Planning permission granted despite dwelling situated within the green belt

Planning permission was granted for the erection of an agricultural worker's dwelling in the Cambridgeshire green belt, an inspector being satisfied that there was a justified need for a second dwelling on the holding.

The farm extended to almost five hectares. An existing bungalow was occupied by the appellants and their daughter who all worked on the farm. However, the appellants wished to reduce their labour input and the daughter wished to occupy a prefabricated timber log cabin along with her partner. The council resisted the scheme on the basis that the daughter could continue to occupy the bungalow and was also concerned that the log cabin, measuring 18 metres in length, was overly large.

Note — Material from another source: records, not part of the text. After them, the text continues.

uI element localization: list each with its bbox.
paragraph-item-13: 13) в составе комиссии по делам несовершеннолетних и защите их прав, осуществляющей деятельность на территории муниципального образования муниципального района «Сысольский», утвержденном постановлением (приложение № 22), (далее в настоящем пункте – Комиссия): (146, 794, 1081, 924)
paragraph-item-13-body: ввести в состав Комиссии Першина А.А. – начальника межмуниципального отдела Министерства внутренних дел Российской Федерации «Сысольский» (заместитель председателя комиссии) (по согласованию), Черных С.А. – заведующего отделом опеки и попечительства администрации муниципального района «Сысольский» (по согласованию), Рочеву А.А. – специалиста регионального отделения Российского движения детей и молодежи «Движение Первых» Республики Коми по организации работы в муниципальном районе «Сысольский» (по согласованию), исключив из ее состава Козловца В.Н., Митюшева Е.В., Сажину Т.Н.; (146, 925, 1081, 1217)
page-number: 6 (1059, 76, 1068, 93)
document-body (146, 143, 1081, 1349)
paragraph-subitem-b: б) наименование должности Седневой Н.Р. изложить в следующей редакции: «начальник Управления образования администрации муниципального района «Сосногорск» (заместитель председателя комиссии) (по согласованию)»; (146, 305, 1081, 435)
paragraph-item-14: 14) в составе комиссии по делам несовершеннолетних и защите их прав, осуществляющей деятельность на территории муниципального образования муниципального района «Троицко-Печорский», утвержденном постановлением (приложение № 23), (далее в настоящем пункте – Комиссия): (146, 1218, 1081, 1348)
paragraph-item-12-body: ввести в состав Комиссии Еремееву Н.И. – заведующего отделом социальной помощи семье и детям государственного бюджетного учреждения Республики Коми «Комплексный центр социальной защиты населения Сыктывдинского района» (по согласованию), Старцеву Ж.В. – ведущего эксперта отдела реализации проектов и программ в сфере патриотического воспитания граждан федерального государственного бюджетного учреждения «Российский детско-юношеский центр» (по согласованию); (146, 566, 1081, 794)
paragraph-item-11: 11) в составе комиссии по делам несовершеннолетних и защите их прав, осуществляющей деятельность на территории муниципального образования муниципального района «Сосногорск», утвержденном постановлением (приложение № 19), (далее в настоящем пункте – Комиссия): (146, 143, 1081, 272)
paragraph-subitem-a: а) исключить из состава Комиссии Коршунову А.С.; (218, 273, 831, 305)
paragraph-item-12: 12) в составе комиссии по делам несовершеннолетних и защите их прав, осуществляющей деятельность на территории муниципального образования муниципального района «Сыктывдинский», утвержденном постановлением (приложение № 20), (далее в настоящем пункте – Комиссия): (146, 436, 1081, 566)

The inspector concluded that the introduction of a new dwelling onto previously undeveloped land would inevitably reduce the openness of the area. This was mitigated to some extent by its single storey form and reasonably modest footprint, but the proposal would still intrude into the countryside causing significant harm to the green belt.

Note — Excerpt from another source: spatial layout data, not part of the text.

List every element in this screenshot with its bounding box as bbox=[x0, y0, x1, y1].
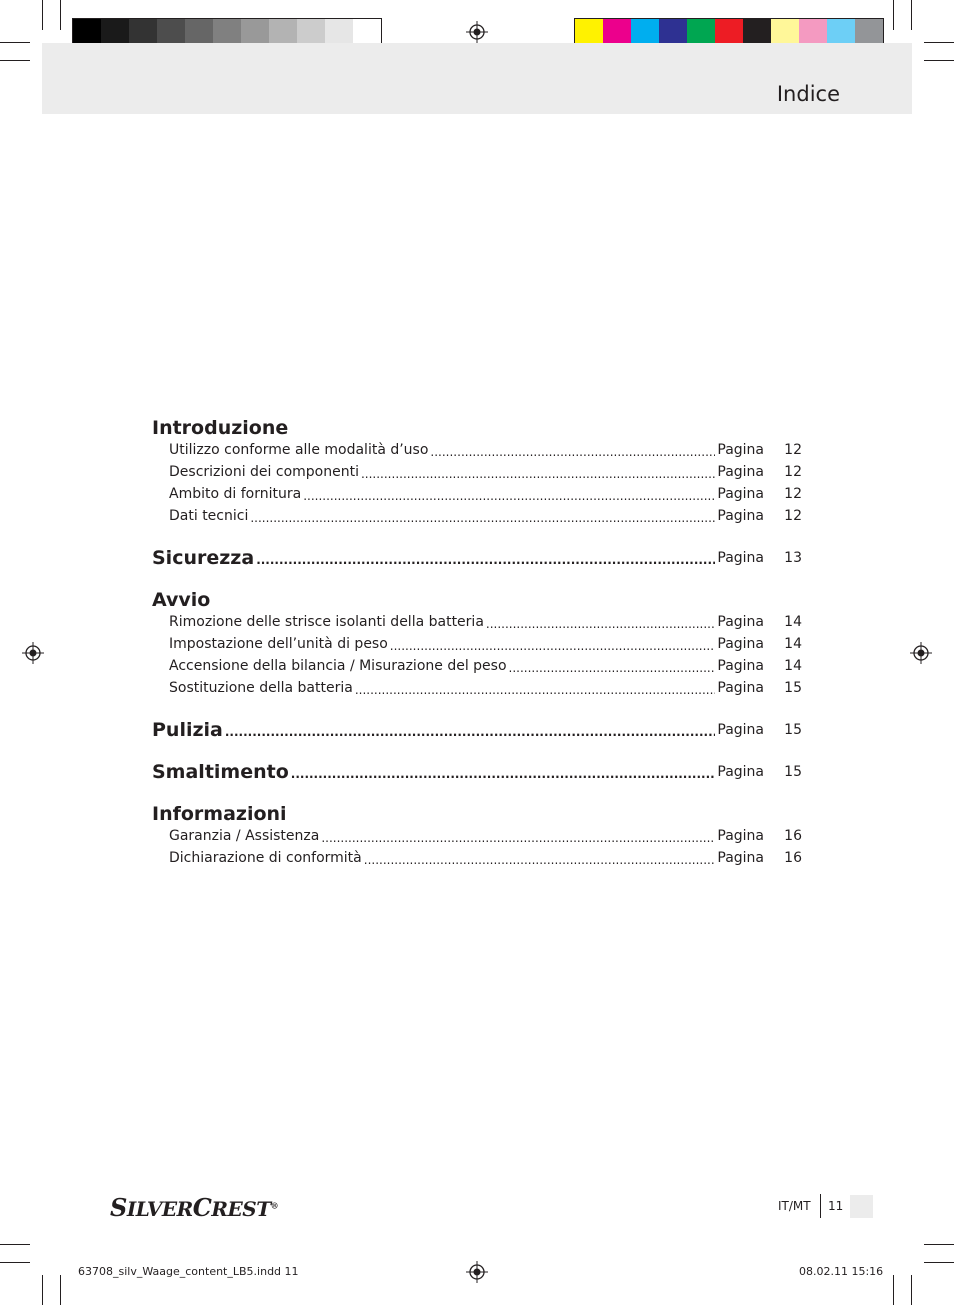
toc-entry-label: Garanzia / Assistenza bbox=[169, 828, 320, 844]
page-ref: 15 bbox=[784, 722, 802, 738]
toc-section bbox=[152, 589, 802, 699]
toc-heading-label: Informazioni bbox=[152, 803, 287, 825]
crop-mark bbox=[60, 0, 61, 30]
toc-entry[interactable] bbox=[152, 825, 802, 847]
page-ref: 13 bbox=[784, 550, 802, 566]
crop-mark bbox=[911, 1275, 912, 1305]
dot-leader bbox=[355, 681, 716, 699]
page-word: Pagina bbox=[717, 464, 764, 480]
toc-section-heading[interactable] bbox=[152, 417, 802, 439]
toc-section bbox=[152, 417, 802, 527]
color-swatch bbox=[771, 19, 799, 45]
toc-entry[interactable] bbox=[152, 633, 802, 655]
page-word: Pagina bbox=[717, 764, 764, 780]
color-swatch bbox=[855, 19, 883, 45]
color-swatch bbox=[603, 19, 631, 45]
color-swatch bbox=[715, 19, 743, 45]
page-ref: 15 bbox=[784, 764, 802, 780]
color-swatch bbox=[185, 19, 213, 45]
crop-mark bbox=[0, 60, 30, 61]
color-swatch bbox=[269, 19, 297, 45]
color-swatch bbox=[325, 19, 353, 45]
color-swatch bbox=[213, 19, 241, 45]
toc-entry-label: Utilizzo conforme alle modalità d’uso bbox=[169, 442, 429, 458]
toc-section bbox=[152, 547, 802, 569]
toc-entry-label: Dati tecnici bbox=[169, 508, 249, 524]
toc-entry-label: Ambito di fornitura bbox=[169, 486, 302, 502]
dot-leader bbox=[361, 465, 715, 483]
toc-heading-label: Avvio bbox=[152, 589, 211, 611]
toc-entry[interactable] bbox=[152, 655, 802, 677]
toc-heading-label: Smaltimento bbox=[152, 761, 289, 783]
crop-mark bbox=[42, 1275, 43, 1305]
registration-mark-icon bbox=[466, 1261, 488, 1283]
color-calibration-bar bbox=[574, 18, 884, 46]
crop-mark bbox=[0, 42, 30, 43]
page-word: Pagina bbox=[717, 636, 764, 652]
toc-entry-label: Rimozione delle strisce isolanti della batteria bbox=[169, 614, 484, 630]
page-word: Pagina bbox=[717, 680, 764, 696]
page-ref: 14 bbox=[784, 636, 802, 652]
page-number-box bbox=[850, 1195, 873, 1218]
dot-leader bbox=[364, 851, 716, 869]
page-ref: 12 bbox=[784, 464, 802, 480]
dot-leader bbox=[430, 443, 715, 461]
page-ref: 12 bbox=[784, 442, 802, 458]
toc-section-heading[interactable] bbox=[152, 803, 802, 825]
toc-entry[interactable] bbox=[152, 461, 802, 483]
toc-heading-label: Pulizia bbox=[152, 719, 223, 741]
crop-mark bbox=[0, 1244, 30, 1245]
toc-section bbox=[152, 761, 802, 783]
page-word: Pagina bbox=[717, 442, 764, 458]
dot-leader bbox=[390, 637, 716, 655]
dot-leader bbox=[256, 551, 715, 569]
dot-leader bbox=[321, 829, 715, 847]
page-ref: 15 bbox=[784, 680, 802, 696]
color-swatch bbox=[799, 19, 827, 45]
crop-mark bbox=[924, 60, 954, 61]
dot-leader bbox=[291, 765, 716, 783]
color-swatch bbox=[297, 19, 325, 45]
registration-mark-icon bbox=[466, 21, 488, 43]
page-ref: 14 bbox=[784, 614, 802, 630]
crop-mark bbox=[893, 0, 894, 30]
toc-section-heading[interactable] bbox=[152, 719, 802, 741]
toc-entry-label: Impostazione dell’unità di peso bbox=[169, 636, 388, 652]
page-word: Pagina bbox=[717, 486, 764, 502]
page-word: Pagina bbox=[717, 722, 764, 738]
date-slug: 08.02.11 15:16 bbox=[799, 1265, 884, 1278]
page-word: Pagina bbox=[717, 828, 764, 844]
color-swatch bbox=[241, 19, 269, 45]
dot-leader bbox=[225, 723, 716, 741]
color-swatch bbox=[157, 19, 185, 45]
color-swatch bbox=[631, 19, 659, 45]
color-swatch bbox=[73, 19, 101, 45]
page-ref: 16 bbox=[784, 828, 802, 844]
crop-mark bbox=[924, 1262, 954, 1263]
crop-mark bbox=[0, 1262, 30, 1263]
page-word: Pagina bbox=[717, 850, 764, 866]
dot-leader bbox=[509, 659, 716, 677]
toc-entry[interactable] bbox=[152, 611, 802, 633]
page-word: Pagina bbox=[717, 550, 764, 566]
toc-entry[interactable] bbox=[152, 677, 802, 699]
toc-heading-label: Introduzione bbox=[152, 417, 289, 439]
color-swatch bbox=[353, 19, 381, 45]
color-swatch bbox=[687, 19, 715, 45]
crop-mark bbox=[893, 1275, 894, 1305]
page-word: Pagina bbox=[717, 614, 764, 630]
crop-mark bbox=[911, 0, 912, 30]
crop-mark bbox=[60, 1275, 61, 1305]
toc-entry-label: Dichiarazione di conformità bbox=[169, 850, 362, 866]
table-of-contents bbox=[152, 417, 802, 889]
page-title: Indice bbox=[776, 82, 840, 106]
registration-mark-icon bbox=[22, 642, 44, 664]
grayscale-calibration-bar bbox=[72, 18, 382, 46]
toc-entry[interactable] bbox=[152, 847, 802, 869]
toc-entry[interactable] bbox=[152, 505, 802, 527]
color-swatch bbox=[129, 19, 157, 45]
dot-leader bbox=[303, 487, 715, 505]
language-code: IT/MT bbox=[778, 1199, 811, 1213]
brand-logo: SILVERCREST® bbox=[110, 1193, 279, 1222]
page-word: Pagina bbox=[717, 658, 764, 674]
crop-mark bbox=[924, 1244, 954, 1245]
color-swatch bbox=[743, 19, 771, 45]
toc-entry-label: Sostituzione della batteria bbox=[169, 680, 353, 696]
toc-section bbox=[152, 719, 802, 741]
color-swatch bbox=[101, 19, 129, 45]
page-number: 11 bbox=[828, 1199, 844, 1213]
toc-heading-label: Sicurezza bbox=[152, 547, 255, 569]
toc-section bbox=[152, 803, 802, 869]
page-ref: 14 bbox=[784, 658, 802, 674]
toc-section-heading[interactable] bbox=[152, 761, 802, 783]
color-swatch bbox=[659, 19, 687, 45]
crop-mark bbox=[924, 42, 954, 43]
page-ref: 12 bbox=[784, 508, 802, 524]
toc-section-heading[interactable] bbox=[152, 589, 802, 611]
toc-entry-label: Accensione della bilancia / Misurazione del peso bbox=[169, 658, 507, 674]
toc-section-heading[interactable] bbox=[152, 547, 802, 569]
file-slug: 63708_silv_Waage_content_LB5.indd 11 bbox=[78, 1265, 299, 1278]
footer-divider bbox=[820, 1194, 821, 1218]
color-swatch bbox=[575, 19, 603, 45]
page-ref: 12 bbox=[784, 486, 802, 502]
page-ref: 16 bbox=[784, 850, 802, 866]
dot-leader bbox=[250, 509, 715, 527]
toc-entry[interactable] bbox=[152, 439, 802, 461]
crop-mark bbox=[42, 0, 43, 30]
dot-leader bbox=[486, 615, 715, 633]
registration-mark-icon bbox=[910, 642, 932, 664]
toc-entry-label: Descrizioni dei componenti bbox=[169, 464, 359, 480]
page-word: Pagina bbox=[717, 508, 764, 524]
color-swatch bbox=[827, 19, 855, 45]
toc-entry[interactable] bbox=[152, 483, 802, 505]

In terms of its impact on the character of the area the proposal was of rustic appearance and blended well with its surroundings compared to a brick construction. The proposed log cabin also occupied a much smaller footprint than the existing three bedroom bungalow. The size and scale was relatively modest and did not appear as overly large or discordant for its countryside setting. The log cabin was sited close beside the existing dwelling and orientated side-on to face its gable end thereby reducing its visual impact.

The application was accompanied by a need and viability assessment on which the council had obtained its own specialist advice. The inspector noted the council’s acceptance that the farm had a clear prospect of remaining profitable. The appellants had ambitions to expand the business which had already commenced through the introduction of more livestock. However, the success of the expansion would clearly depend on proper care and attention to the animals requiring the continued on-site presence of a full-time worker. It was not reasonable to accept the continued occupation of the bungalow by the daughter and she held that this dwelling was not available. The inspector therefore concluded that the very special circumstances had been found to exist which clearly outweighed the identified harm.